Cohesity has announced another record quarter of results. It’s selling to more customers, who are spending more, via partners who are bringing in more business. Subscriptions are soaring as well.
The company sells data protection and management software for on-premises and hybrid cloud workloads, and is moving a software-as-a-service product offering with customers paying through subscriptions. Founded in 2013, it was valued at $3.7B in March and has taken in $660M in funding, with the most recent round bringing in $250M last year.
CEO and founder Mohit Aron issued a statement: “Our record-breaking results show that more businesses are trusting Cohesity to manage their data in a world in which hybrid cloud is the norm, ransomware attacks are soaring, and the need to derive value from data has never been greater.
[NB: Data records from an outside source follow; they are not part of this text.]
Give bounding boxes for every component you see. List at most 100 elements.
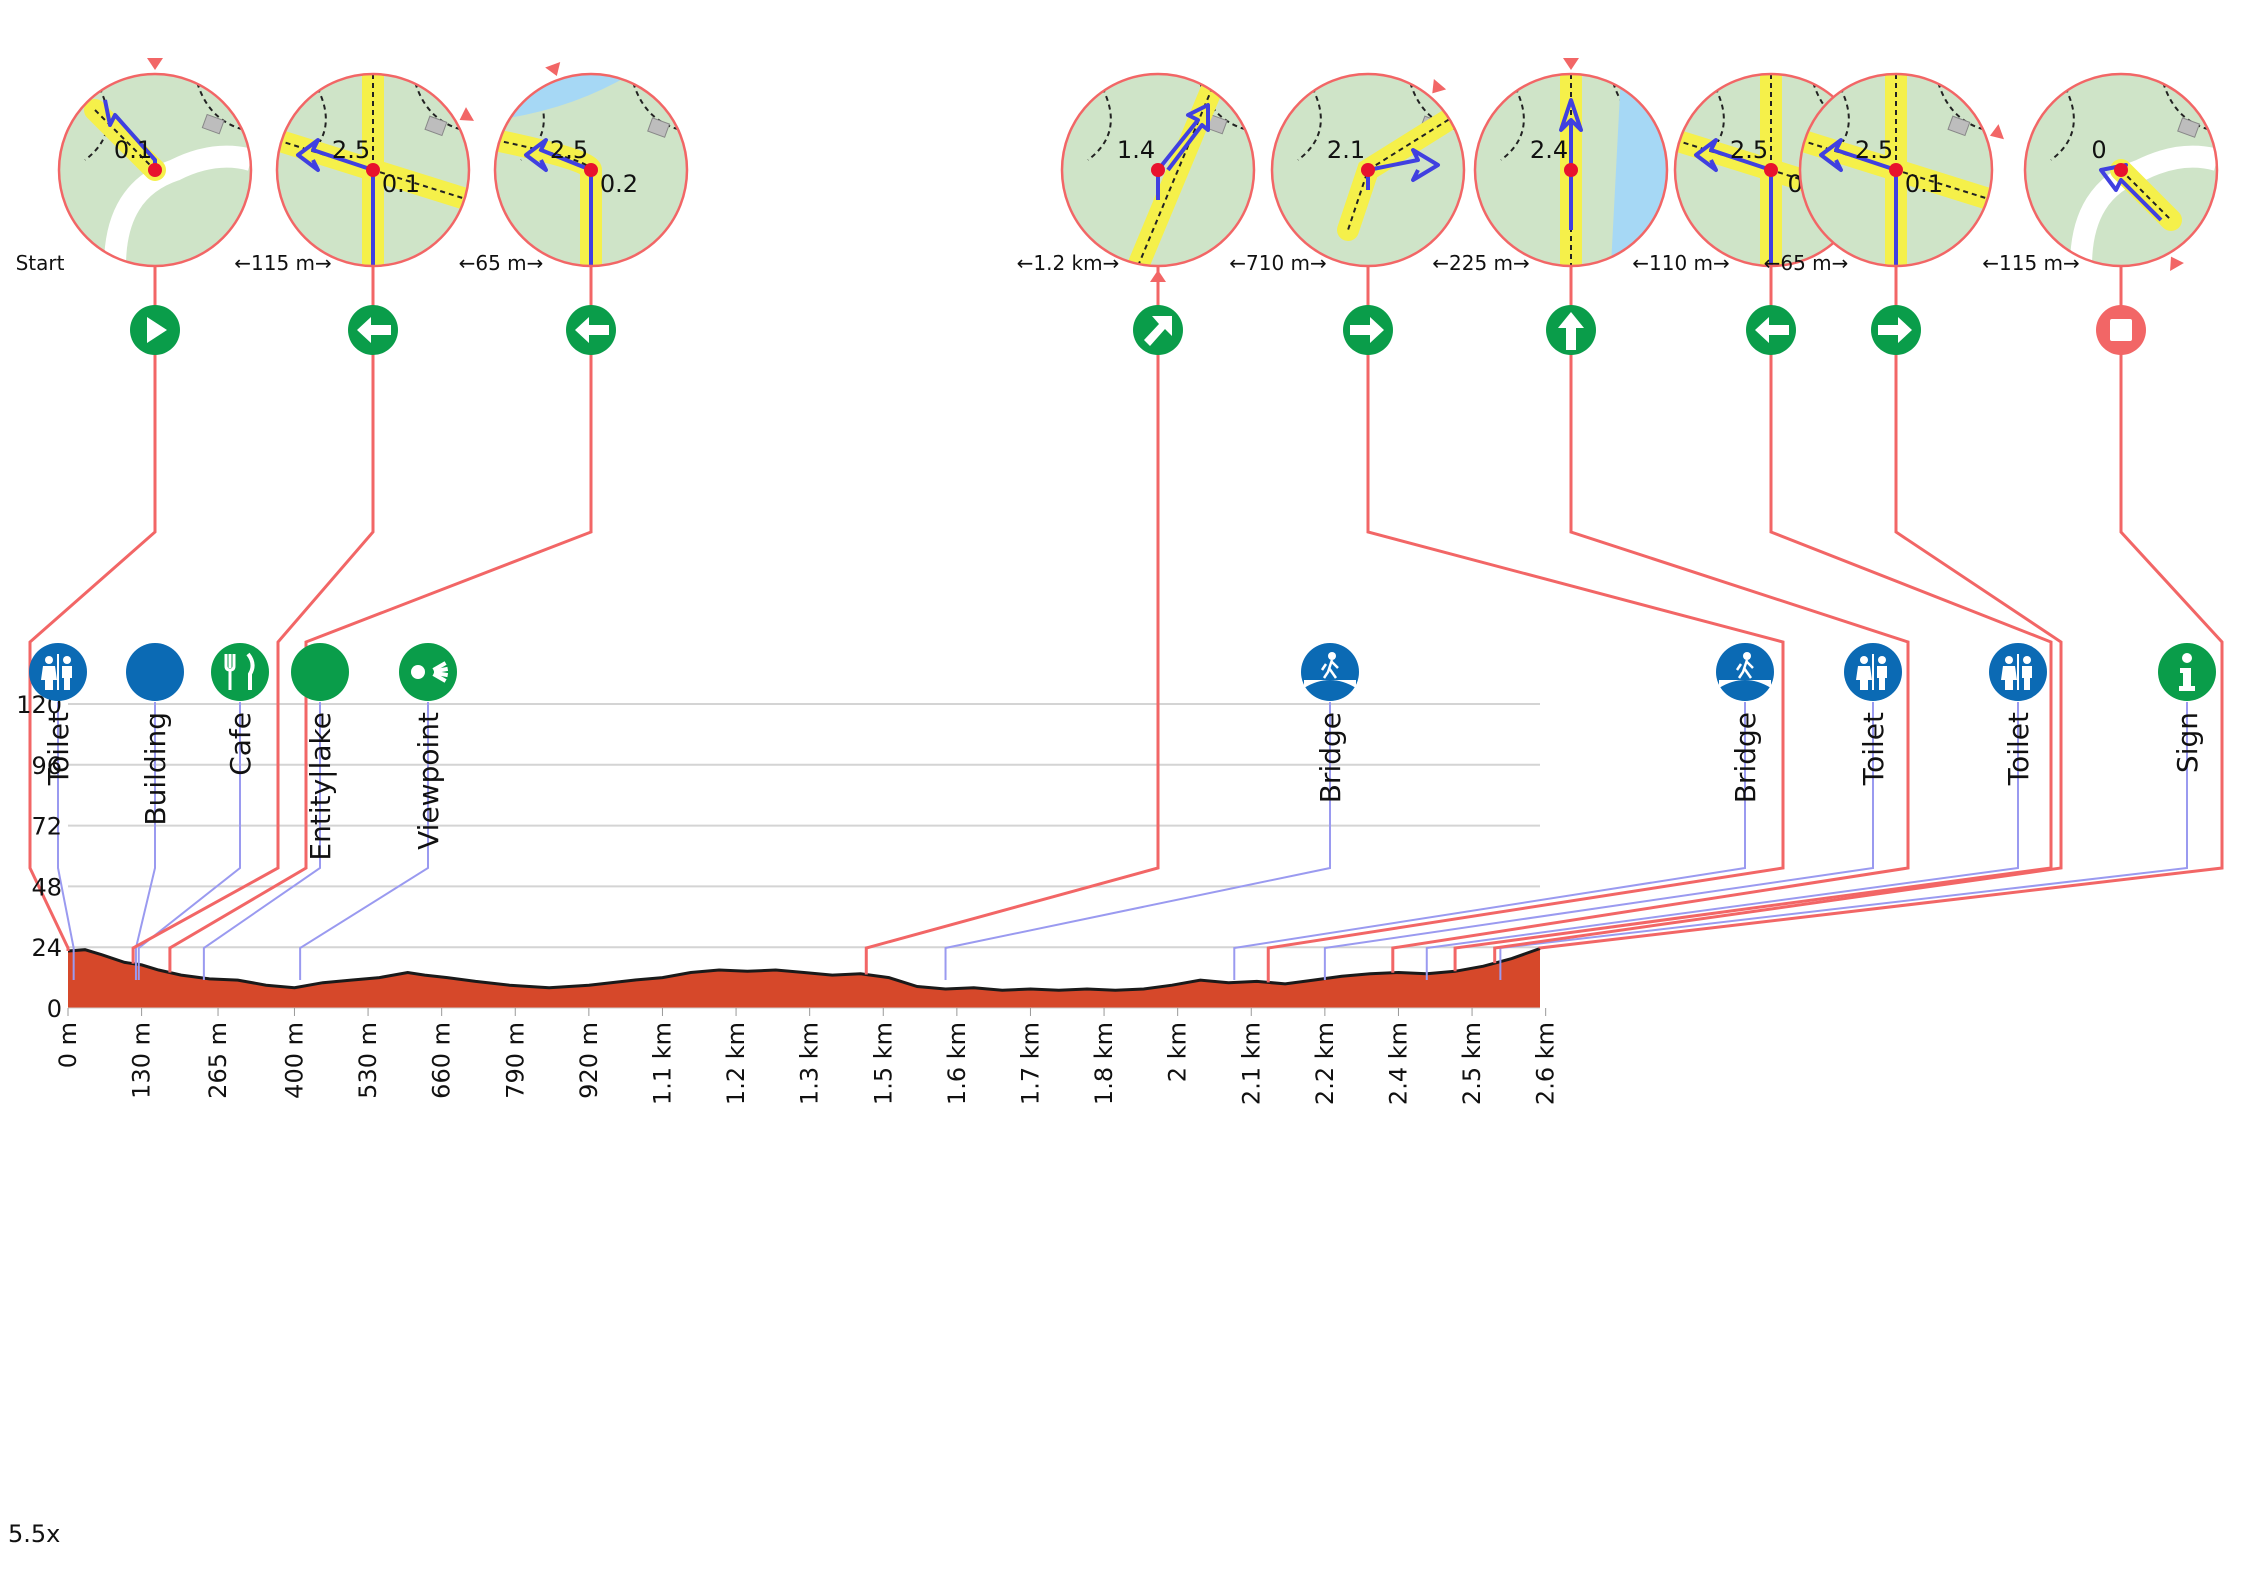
minimap-distance-label: 2.5 [332,136,370,164]
turn-point-dot [1361,163,1375,177]
minimap-distance-label: 0.1 [1905,170,1943,198]
minimap-distance-label: 0.2 [600,170,638,198]
turn-leader-line [168,354,593,973]
segment-distance: ←225 m→ [1432,251,1530,275]
x-tick-label: 2.5 km [1458,1022,1486,1105]
elevation-fill [68,948,1540,1008]
poi-leader-line [1323,702,1874,980]
turn-point-dot [1151,163,1165,177]
stop-icon [2096,305,2146,355]
x-tick-label: 0 m [54,1022,82,1068]
poi-label: Bridge [1729,712,1762,803]
cafe-icon-disc [211,643,269,701]
north-marker-icon [1150,270,1166,282]
poi-label: Bridge [1314,712,1347,803]
turn-point-dot [1764,163,1778,177]
y-tick-label: 96 [31,752,62,780]
poi-leader-line [1233,702,1746,980]
poi-leader-line [137,702,241,980]
toilet-icon [29,643,87,701]
bridge-icon [1301,643,1359,701]
turn-minimap[interactable]: 1.4 [1060,72,1256,282]
turn-leader-line [131,354,375,964]
x-tick-label: 2.6 km [1532,1022,1560,1105]
bridge-icon-disc [1716,643,1774,701]
x-tick-label: 790 m [501,1022,529,1099]
poi-label: Toilet [1857,712,1890,786]
turn-point-dot [366,163,380,177]
minimap-distance-label: 0 [2091,136,2106,164]
north-marker-icon [545,62,561,77]
info-icon [2158,643,2216,701]
x-tick-label: 400 m [280,1022,308,1099]
poi-leader-line [1425,702,2019,980]
minimap-distance-label: 2.4 [1530,136,1568,164]
arrow-up-icon [1546,305,1596,355]
x-tick-label: 2 km [1164,1022,1192,1082]
x-tick-label: 1.8 km [1090,1022,1118,1105]
segment-distance: ←65 m→ [1764,251,1849,275]
toilet-icon [1844,643,1902,701]
turn-leader-line [1493,354,2063,964]
arrow-left-icon [1746,305,1796,355]
bridge-icon [1716,643,1774,701]
y-tick-label: 0 [47,995,62,1023]
arrow-left-icon [566,305,616,355]
minimap-distance-label: 2.1 [1327,136,1365,164]
arrow-bear-right-icon [1133,305,1183,355]
bridge-icon-disc [1301,643,1359,701]
poi-label: Toilet [2002,712,2035,786]
poi-label: Viewpoint [412,712,445,850]
elevation-area [67,947,1541,1008]
turn-point-dot [584,163,598,177]
turn-minimap[interactable]: 2.1 [1270,72,1466,268]
segment-distance: ←115 m→ [234,251,332,275]
turn-leader-line [1391,354,1910,973]
toilet-icon [1989,643,2047,701]
turn-point-dot [2114,163,2128,177]
minimap-distance-label: 2.5 [550,136,588,164]
poi-leader-line [944,702,1331,980]
segment-distance: ←1.2 km→ [1017,251,1120,275]
turn-minimap[interactable]: 2.5 0.1 [1798,72,2004,268]
x-tick-label: 1.2 km [722,1022,750,1105]
x-tick-label: 1.7 km [1016,1022,1044,1105]
poi-label: Toilet [42,712,75,786]
building-icon-disc [126,643,184,701]
turn-minimap[interactable]: 0 [2023,72,2219,271]
turn-markers: 0.1 Start 2.5 0.1 ←115 m→ 2.5 0.2 ←65 m→ 1.4 ←1.2… [16,58,2219,355]
poi-leader-lines [57,702,2188,980]
viewpoint-icon-disc [399,643,457,701]
north-marker-icon [2170,256,2184,271]
minimap-distance-label: 0.1 [114,136,152,164]
turn-minimap[interactable]: 0.1 [57,58,253,268]
turn-minimap[interactable]: 2.5 0.1 [275,72,474,268]
lake-icon-disc [291,643,349,701]
poi-leader-line [57,702,75,980]
minimap-distance-label: 1.4 [1117,136,1155,164]
x-tick-label: 530 m [354,1022,382,1099]
grid [68,703,1540,949]
x-tick-label: 130 m [128,1022,156,1099]
turn-minimap[interactable]: 2.4 [1473,58,1669,268]
segment-distance: ←65 m→ [459,251,544,275]
building-icon [126,643,184,701]
cafe-icon [211,643,269,701]
poi-leader-line [202,702,321,980]
poi-label: Sign [2171,712,2204,773]
turn-leader-line [28,354,157,951]
turn-leader-line [1538,354,2224,950]
turn-leader-lines [28,266,2224,983]
turn-minimap[interactable]: 2.5 0.2 [493,62,689,268]
turn-point-dot [1889,163,1903,177]
x-tick-label: 2.4 km [1384,1022,1412,1105]
north-marker-icon [1432,79,1447,94]
x-tick-label: 1.6 km [943,1022,971,1105]
arrow-right-icon [1343,305,1393,355]
elevation-line [67,947,1541,992]
north-marker-icon [1989,124,2004,140]
lake-icon [291,643,349,701]
poi-label: Building [139,712,172,826]
segment-distance: ←710 m→ [1229,251,1327,275]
The business momentum is continuing following its last quarterly results. Subscriptions are growing, customer count is increasing, more partners are selling its software, and customer lifetime spend is increasing. We’ve tabulated the various bullet points from last quarter’s announcement and the latest one to enable as direct a comparison as possible:
The net expansion rate increase number is the rate of expansion net of churn from existing customers over the last year.
What we see here is, in our view, a company heading towards an IPO. It is distancing itself from another massively funded data protection and management startup, Rubrik, according to a GigaOm analysis of suppliers competing in the hybrid cloud enterprise data protection market.
The GigaOm analysis identifies a missing Kubernetes-orchestrated container data protection offering in Cohesity’s BaaS product set; it’s present in the enterprise product. Our understanding is that this gap will be filled by the end of the year.
Rubrik faced some exec churn earlier in the year. Since then it has signed up NetApp as a reseller and has also announced protection for containers in the Kubernetes environment. Both moves position it well for the future and its own potential IPO.